Nel pieno di un’alluvione senza precedenti, una giovane donna dà alla luce un bambino. Londra, sommersa dalle acque, diventa inabitabile. Davanti alla catastrofe ambientale i genitori sono costretti a fuggire per cercare riparo, spostandosi di rifugio in rifugio, affrontando precarietà, solitudine, abbandono. In uno scenario distopico in cui viene a mancare ogni punto di riferimento, è la responsabilità data dall’essere madre, compito disperato in quelle circostanze, a ricalibrare ogni priorità e ad alimentare la tenacia di una donna che non vuole arrendersi, che continua a lottare nonostante tutto.
Un romanzo poetico e commovente che tratteggia un futuro minaccioso, che racconta la maternità, il miracolo di una vita che cresce, l’amore incondizionato, totale, unica certezza quando tutto sembra crollare. Un inno alla vita e alla speranza.
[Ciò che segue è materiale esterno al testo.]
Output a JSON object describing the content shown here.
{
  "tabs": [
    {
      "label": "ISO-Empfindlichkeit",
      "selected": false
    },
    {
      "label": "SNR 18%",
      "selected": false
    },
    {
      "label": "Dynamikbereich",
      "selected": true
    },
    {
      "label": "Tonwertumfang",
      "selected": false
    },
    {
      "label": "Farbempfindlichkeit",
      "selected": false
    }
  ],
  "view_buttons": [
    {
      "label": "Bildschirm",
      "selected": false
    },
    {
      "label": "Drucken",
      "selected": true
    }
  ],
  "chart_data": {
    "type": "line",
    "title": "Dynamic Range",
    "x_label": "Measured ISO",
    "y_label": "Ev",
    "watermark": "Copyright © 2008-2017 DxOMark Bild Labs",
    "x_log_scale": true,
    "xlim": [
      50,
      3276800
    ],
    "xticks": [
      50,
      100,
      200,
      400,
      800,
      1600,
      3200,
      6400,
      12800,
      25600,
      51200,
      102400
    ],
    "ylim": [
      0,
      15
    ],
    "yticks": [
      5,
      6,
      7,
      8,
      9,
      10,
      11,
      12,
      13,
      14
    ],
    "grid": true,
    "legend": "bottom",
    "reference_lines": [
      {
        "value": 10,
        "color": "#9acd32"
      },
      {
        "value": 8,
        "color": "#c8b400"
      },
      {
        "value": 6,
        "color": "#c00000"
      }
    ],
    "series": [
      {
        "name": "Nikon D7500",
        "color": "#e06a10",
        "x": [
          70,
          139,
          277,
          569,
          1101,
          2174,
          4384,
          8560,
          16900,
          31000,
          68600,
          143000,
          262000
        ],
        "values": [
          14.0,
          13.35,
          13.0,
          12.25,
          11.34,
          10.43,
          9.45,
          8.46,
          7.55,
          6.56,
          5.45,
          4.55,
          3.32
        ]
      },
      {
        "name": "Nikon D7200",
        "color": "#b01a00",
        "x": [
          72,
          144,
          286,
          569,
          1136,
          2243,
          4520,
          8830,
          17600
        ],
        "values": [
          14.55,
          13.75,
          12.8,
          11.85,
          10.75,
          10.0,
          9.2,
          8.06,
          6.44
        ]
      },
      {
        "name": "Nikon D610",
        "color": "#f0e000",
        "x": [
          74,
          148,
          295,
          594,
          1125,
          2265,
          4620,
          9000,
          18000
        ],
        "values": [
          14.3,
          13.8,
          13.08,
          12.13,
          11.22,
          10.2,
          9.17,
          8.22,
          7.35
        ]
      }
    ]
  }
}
La fine da cui partiamo ricorda La strada di Cormac McCarthy, per il distacco narrativo e la precisione poetica. Uno splendido esordio.
Colpisce e affascina… è come se Virginia Woolf scrivesse romanzi distopici… Il cuore pulsante di questa storia tenera e terribile è il ritratto di un’esperienza di maternità totalizzante.
Un libro che mi ha commossa, spaventata, sollevata, a volte tutte e tre le cose insieme.